The man has a daughter at Syracuse University who is now abroad, ” ‘Cause, Daddy,’—he imitates her affected lisp for me—’Florence is part of Syracuse University.’ ” The man is sure she will return “with some Guinea” who will get Daddy to open a pizza parlor for him, and Exley muses on the anti-Italian assurances of this man, himself Italian. Finally, after being rebuffed a couple of times, Exley gets him to say where he lives:

He mumbled something I didn’t catch.

“What’s that?” I was insistent.

Panacea,” he snapped. “Panacea!
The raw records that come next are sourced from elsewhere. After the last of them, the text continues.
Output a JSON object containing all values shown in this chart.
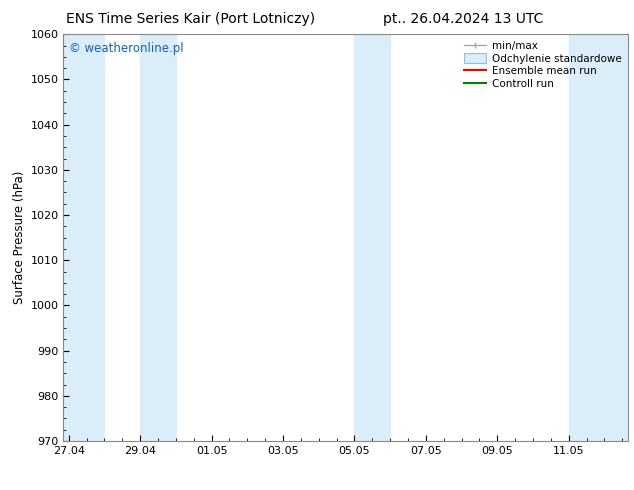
{
  "title_left": "ENS Time Series Kair (Port Lotniczy)",
  "title_right": "pt.. 26.04.2024 13 UTC",
  "ylabel": "Surface Pressure (hPa)",
  "ylim": [
    970,
    1060
  ],
  "yticks": [
    970,
    980,
    990,
    1000,
    1010,
    1020,
    1030,
    1040,
    1050,
    1060
  ],
  "xtick_labels": [
    "27.04",
    "29.04",
    "01.05",
    "03.05",
    "05.05",
    "07.05",
    "09.05",
    "11.05"
  ],
  "xtick_positions": [
    0,
    2,
    4,
    6,
    8,
    10,
    12,
    14
  ],
  "x_min": -0.15,
  "x_max": 15.65,
  "watermark": "© weatheronline.pl",
  "legend_items": [
    {
      "label": "min/max",
      "color": "#b0b0b0",
      "style": "errorbar"
    },
    {
      "label": "Odchylenie standardowe",
      "color": "#cce4f5",
      "style": "rect"
    },
    {
      "label": "Ensemble mean run",
      "color": "#ff0000",
      "style": "line"
    },
    {
      "label": "Controll run",
      "color": "#008000",
      "style": "line"
    }
  ],
  "shaded_bands": [
    {
      "x_start": -0.15,
      "x_end": 1.0
    },
    {
      "x_start": 2.0,
      "x_end": 3.0
    },
    {
      "x_start": 8.0,
      "x_end": 9.0
    },
    {
      "x_start": 14.0,
      "x_end": 15.65
    }
  ],
  "band_color": "#daedf8",
  "bg_color": "#ffffff",
  "spine_color": "#888888",
  "title_fontsize": 10,
  "tick_fontsize": 8,
  "label_fontsize": 8.5,
  "watermark_color": "#1a5eb5",
  "watermark_fontsize": 8.5
}
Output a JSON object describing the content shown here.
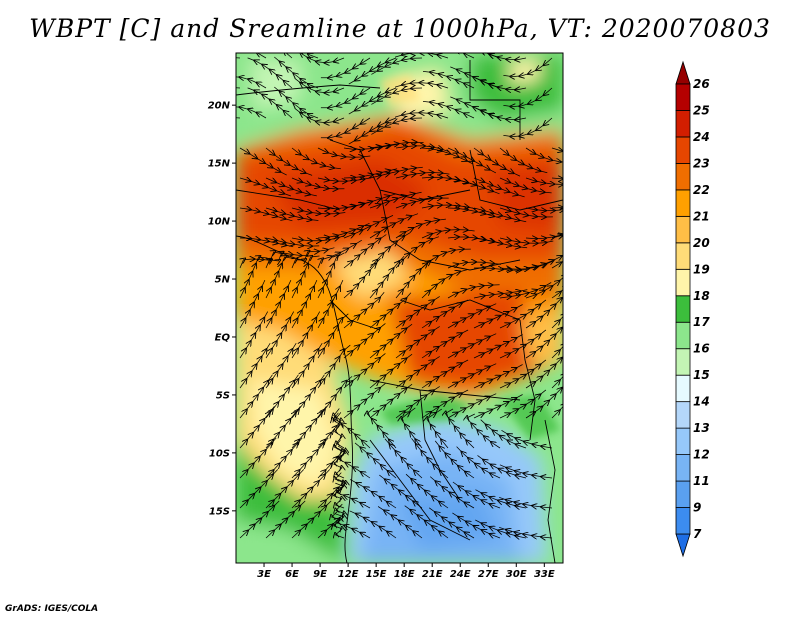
{
  "title": "WBPT [C] and Sreamline at 1000hPa, VT: 2020070803",
  "credit": "GrADS: IGES/COLA",
  "map": {
    "lon_range": [
      0,
      35
    ],
    "lat_range": [
      -19.5,
      24.5
    ],
    "lon_ticks": [
      3,
      6,
      9,
      12,
      15,
      18,
      21,
      24,
      27,
      30,
      33
    ],
    "lon_tick_labels": [
      "3E",
      "6E",
      "9E",
      "12E",
      "15E",
      "18E",
      "21E",
      "24E",
      "27E",
      "30E",
      "33E"
    ],
    "lat_ticks": [
      20,
      15,
      10,
      5,
      0,
      -5,
      -10,
      -15
    ],
    "lat_tick_labels": [
      "20N",
      "15N",
      "10N",
      "5N",
      "EQ",
      "5S",
      "10S",
      "15S"
    ]
  },
  "colorbar": {
    "levels": [
      7,
      9,
      11,
      12,
      13,
      14,
      15,
      16,
      17,
      18,
      19,
      20,
      21,
      22,
      23,
      24,
      25,
      26
    ],
    "level_labels": [
      "7",
      "9",
      "11",
      "12",
      "13",
      "14",
      "15",
      "16",
      "17",
      "18",
      "19",
      "20",
      "21",
      "22",
      "23",
      "24",
      "25",
      "26"
    ],
    "colors": [
      "#1e6ee6",
      "#3c8cf0",
      "#5aa0f0",
      "#78b4f5",
      "#96c8fa",
      "#b4d7fa",
      "#e6faff",
      "#c3f5b4",
      "#8ce68c",
      "#3cbe3c",
      "#fff5aa",
      "#ffdc78",
      "#ffbe46",
      "#ffa000",
      "#f06e00",
      "#e64600",
      "#d21e00",
      "#b40000",
      "#960000"
    ]
  }
}
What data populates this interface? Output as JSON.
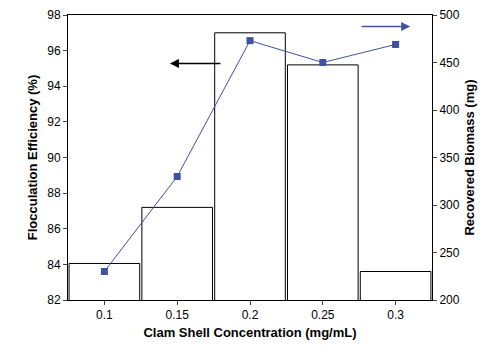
{
  "chart_data": {
    "type": "bar",
    "xlabel": "Clam Shell Concentration (mg/mL)",
    "ylabel": "Flocculation Efficiency (%)",
    "y2label": "Recovered Biomass (mg)",
    "categories": [
      "0.1",
      "0.15",
      "0.2",
      "0.25",
      "0.3"
    ],
    "series": [
      {
        "type": "bar",
        "color": "#ffffff",
        "values": [
          84.05,
          87.2,
          97.0,
          95.2,
          83.6
        ]
      },
      {
        "type": "line",
        "axis": "y2",
        "color": "#3f51a3",
        "marker": "square",
        "line_style": "solid",
        "values": [
          230,
          330,
          473,
          450,
          469
        ]
      }
    ],
    "ylim": [
      82,
      98
    ],
    "yticks": [
      82,
      84,
      86,
      88,
      90,
      92,
      94,
      96,
      98
    ],
    "y2lim": [
      200,
      500
    ],
    "y2ticks": [
      200,
      250,
      300,
      350,
      400,
      450,
      500
    ],
    "grid": false
  }
}
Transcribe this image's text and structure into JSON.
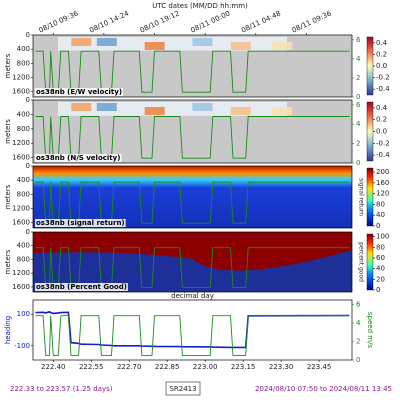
{
  "chart_data": [
    {
      "type": "heatmap",
      "title": "os38nb (E/W velocity)",
      "ylabel": "meters",
      "colormap": "RdYlBu_r",
      "xlim": [
        222.32,
        223.58
      ],
      "ylim": [
        0,
        1750
      ],
      "y_inverted": true,
      "yticks": [
        0,
        400,
        800,
        1200,
        1600
      ],
      "y2lim": [
        0,
        6.5
      ],
      "y2ticks": [
        0,
        2,
        4,
        6
      ],
      "clim": [
        -0.5,
        0.5
      ],
      "cticks": [
        0.4,
        0.2,
        {
          "value": 0,
          "label": "0.0"
        },
        -0.2,
        -0.4
      ],
      "x2label": "UTC dates (MM/DD hh:mm)",
      "x2ticks": [
        {
          "value": 222.4,
          "label": "08/10 09:36"
        },
        {
          "value": 222.6,
          "label": "08/10 14:24"
        },
        {
          "value": 222.8,
          "label": "08/10 19:12"
        },
        {
          "value": 223.0,
          "label": "08/11 00:00"
        },
        {
          "value": 223.2,
          "label": "08/11 04:48"
        },
        {
          "value": 223.4,
          "label": "08/11 09:36"
        }
      ]
    },
    {
      "type": "heatmap",
      "title": "os38nb (N/S velocity)",
      "ylabel": "meters",
      "colormap": "RdYlBu_r",
      "xlim": [
        222.32,
        223.58
      ],
      "ylim": [
        0,
        1750
      ],
      "y_inverted": true,
      "yticks": [
        0,
        400,
        800,
        1200,
        1600
      ],
      "y2lim": [
        0,
        6.5
      ],
      "y2ticks": [
        0,
        2,
        4,
        6
      ],
      "clim": [
        -0.5,
        0.5
      ],
      "cticks": [
        0.4,
        0.2,
        {
          "value": 0,
          "label": "0.0"
        },
        -0.2,
        -0.4
      ]
    },
    {
      "type": "heatmap",
      "title": "os38nb (signal return)",
      "ylabel": "meters",
      "colormap": "jet",
      "xlim": [
        222.32,
        223.58
      ],
      "ylim": [
        0,
        1750
      ],
      "y_inverted": true,
      "yticks": [
        0,
        400,
        800,
        1200,
        1600
      ],
      "y2lim": [
        0,
        6.5
      ],
      "clim": [
        0,
        215
      ],
      "cticks": [
        0,
        40,
        80,
        120,
        160,
        200
      ],
      "clabel": "signal return"
    },
    {
      "type": "heatmap",
      "title": "os38nb (Percent Good)",
      "ylabel": "meters",
      "colormap": "jet",
      "xlim": [
        222.32,
        223.58
      ],
      "ylim": [
        0,
        1750
      ],
      "y_inverted": true,
      "yticks": [
        0,
        400,
        800,
        1200,
        1600
      ],
      "y2lim": [
        0,
        6.5
      ],
      "clim": [
        0,
        105
      ],
      "cticks": [
        0,
        20,
        40,
        60,
        80,
        100
      ],
      "clabel": "percent good",
      "xlabel": "decimal day"
    },
    {
      "type": "line",
      "ylabel": "heading",
      "y2label": "speed m/s",
      "xlim": [
        222.32,
        223.58
      ],
      "ylim": [
        -190,
        190
      ],
      "yticks": [
        -100,
        100
      ],
      "y2lim": [
        0,
        6.5
      ],
      "y2ticks": [
        0,
        2,
        4,
        6
      ],
      "xticks": [
        {
          "value": 222.4,
          "label": "222.40"
        },
        222.55,
        {
          "value": 222.7,
          "label": "222.70"
        },
        222.85,
        {
          "value": 223.0,
          "label": "223.00"
        },
        223.15,
        {
          "value": 223.3,
          "label": "223.30"
        },
        223.45
      ],
      "x": [
        222.33,
        222.36,
        222.37,
        222.385,
        222.39,
        222.4,
        222.42,
        222.43,
        222.46,
        222.47,
        222.5,
        222.51,
        222.58,
        222.59,
        222.63,
        222.64,
        222.74,
        222.75,
        222.79,
        222.8,
        222.9,
        222.91,
        223.02,
        223.03,
        223.1,
        223.11,
        223.16,
        223.17,
        223.57
      ],
      "series": [
        {
          "name": "heading",
          "color": "#1020d0",
          "axis": "y",
          "values": [
            110,
            112,
            108,
            115,
            110,
            105,
            108,
            110,
            112,
            -80,
            -85,
            -90,
            -92,
            -95,
            -98,
            -100,
            -100,
            -102,
            -103,
            -104,
            -105,
            -106,
            -107,
            -108,
            -110,
            -110,
            -110,
            90,
            92
          ]
        },
        {
          "name": "speed",
          "color": "#1a8a1a",
          "axis": "y2",
          "values": [
            4.8,
            4.8,
            0.5,
            0.5,
            4.8,
            0.5,
            0.5,
            4.8,
            4.8,
            0.5,
            0.5,
            4.8,
            4.8,
            0.5,
            0.5,
            4.8,
            4.8,
            0.5,
            0.5,
            4.8,
            4.8,
            0.5,
            0.5,
            4.8,
            4.8,
            0.5,
            0.5,
            4.8,
            4.8
          ]
        }
      ]
    }
  ],
  "footer": {
    "range": "222.33 to 223.57 (1.25 days)",
    "cruise": "SR2413",
    "dates": "2024/08/10 07:50 to 2024/08/11 13:45"
  }
}
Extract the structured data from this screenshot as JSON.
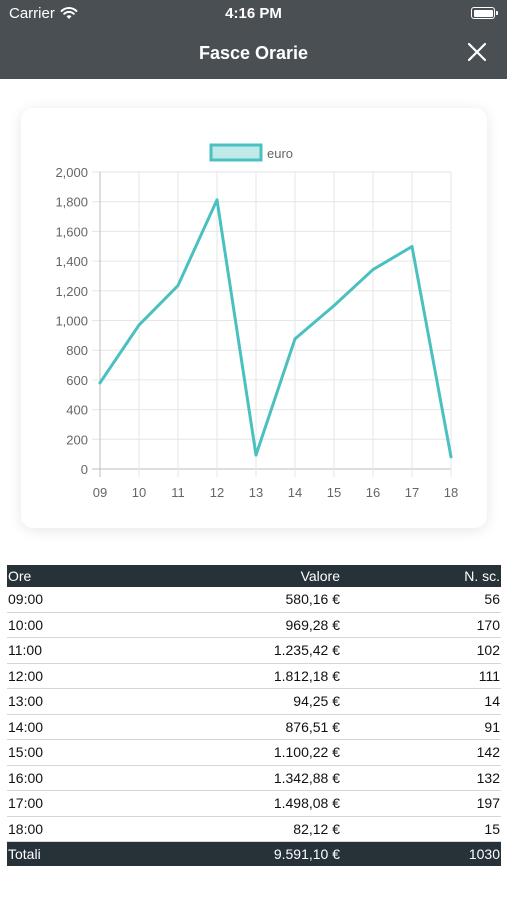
{
  "status_bar": {
    "carrier": "Carrier",
    "time": "4:16 PM"
  },
  "nav": {
    "title": "Fasce Orarie"
  },
  "chart_data": {
    "type": "line",
    "x": [
      "09",
      "10",
      "11",
      "12",
      "13",
      "14",
      "15",
      "16",
      "17",
      "18"
    ],
    "series": [
      {
        "name": "euro",
        "values": [
          580.16,
          969.28,
          1235.42,
          1812.18,
          94.25,
          876.51,
          1100.22,
          1342.88,
          1498.08,
          82.12
        ]
      }
    ],
    "yticks": [
      "0",
      "200",
      "400",
      "600",
      "800",
      "1,000",
      "1,200",
      "1,400",
      "1,600",
      "1,800",
      "2,000"
    ],
    "ylim": [
      0,
      2000
    ],
    "grid": true,
    "legend": "top-center",
    "color": "#4bc0c0"
  },
  "table": {
    "headers": [
      "Ore",
      "Valore",
      "N. sc."
    ],
    "rows": [
      [
        "09:00",
        "580,16 €",
        "56"
      ],
      [
        "10:00",
        "969,28 €",
        "170"
      ],
      [
        "11:00",
        "1.235,42 €",
        "102"
      ],
      [
        "12:00",
        "1.812,18 €",
        "111"
      ],
      [
        "13:00",
        "94,25 €",
        "14"
      ],
      [
        "14:00",
        "876,51 €",
        "91"
      ],
      [
        "15:00",
        "1.100,22 €",
        "142"
      ],
      [
        "16:00",
        "1.342,88 €",
        "132"
      ],
      [
        "17:00",
        "1.498,08 €",
        "197"
      ],
      [
        "18:00",
        "82,12 €",
        "15"
      ]
    ],
    "totals": [
      "Totali",
      "9.591,10 €",
      "1030"
    ]
  }
}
I ain’t shittin’ yuh!”

Wide-eyed with mirth, I said, “P-A-N-A-C-E-A?”

But “the height of fuckin’ pretension” or not, Panacea is “Home, Exley, Home,” and soon he is off for his plane and Exley is back with his terrible homelessness.

What makes this scene so good is that when the other person doesn’t threaten or implicate him Exley can be a fan indeed and he can make us love this conversation and the man’s life that has found its peace. Later Exley learns that the place hit hardest by Hurricane Agnes is Panacea. He has the inspired notion of calling the police there. He doesn’t know his friend’s name, so he pours out all the details he does know: “Yeah, the heavy equipment business. An Italian guy. Lives right on the Gulf there, a white stucco house with a pool.” But he is drunk, and the cop at the other end has a hurricane to clean up, so he just hangs up, which is probably just as well all around. It is all so unaffected when Exley can relax and tell his stories.

This fine scene makes clear as perhaps nothing else in either book that Exley is very much in need of a subject that is not himself, or, failing that, a way of writing about himself that won’t equate self-regard and self-pity and will keep both off the page. On the evidence, there’s no reason to believe he can do this, but Exley can be good enough, and fun enough to read even when he’s awful, to make one want to hope.